Gay Is Funny — And Scary!
Think every single joke in I Now Pronounce You Chuck & Larry. The 2000s were a time when gay acceptance was slowly becoming more mainstream, but not so much that the opportunity to giggle at a man wearing women’s clothes wasn’t a legitimate seat-filler. Of course, the main character of a 2000s comedy is obviously going to be a straight man, so he must be fittingly appalled when faced with homosexuality in public — Sacha Baron Cohen’s gayness in Talladega Nights flat-out made Will Ferrell faint.

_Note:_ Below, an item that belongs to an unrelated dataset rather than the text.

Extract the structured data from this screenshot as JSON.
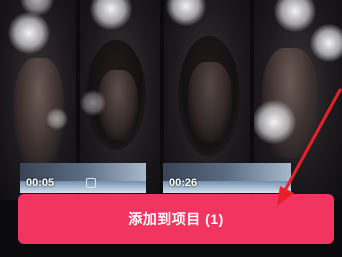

Women Will Overlook Literally Anything to Get With the Main Character
According to screenwriters, women didn’t learn about red flags until 2010. Seriously, every single 2000s comedy that has a romantic arc features the male lead saying or doing something unspeakably objectionable that would send any real woman sprinting in the opposite direction, but in Superbad, when Jonah Hill admits to Emma Stone that he wanted to get her drunk because he didn’t think she’d hook up with him sober and then smashes his face into her face, it’s an endearing slip-up that’s quickly rectified the next morning.
Nick Swardson
This is basically just a continuation of the second one. Every crappy 2000s comedy cast Nick Swardson in a supporting role, and, in every single one, he played the same creepy gay or gay-coded stereotype character whose only job was to skeeve out the straight guys in every scene. In all fairness, his performance as Will Ferrell’s stalker in Blades of Glory still gets a laugh for that one line.
The Skinny Dweeb Gets the Giantess
This one isn’t unique to the 2000s, but it certainly reached its peak in films like Dodgeball, when Owen ends up with the Romanian ringer from Globo Gym, or the couple of Kip and Lafawnduh in Napoleon Dynamite. While there’s nothing wrong with an atypical physical pairing, the way these romances are often scripted and shot always feels a little derogatory to both the boy and the girl, as if they don’t look the right way to be in love.
Hell, this one even works for Donkey and Dragon in Shrek.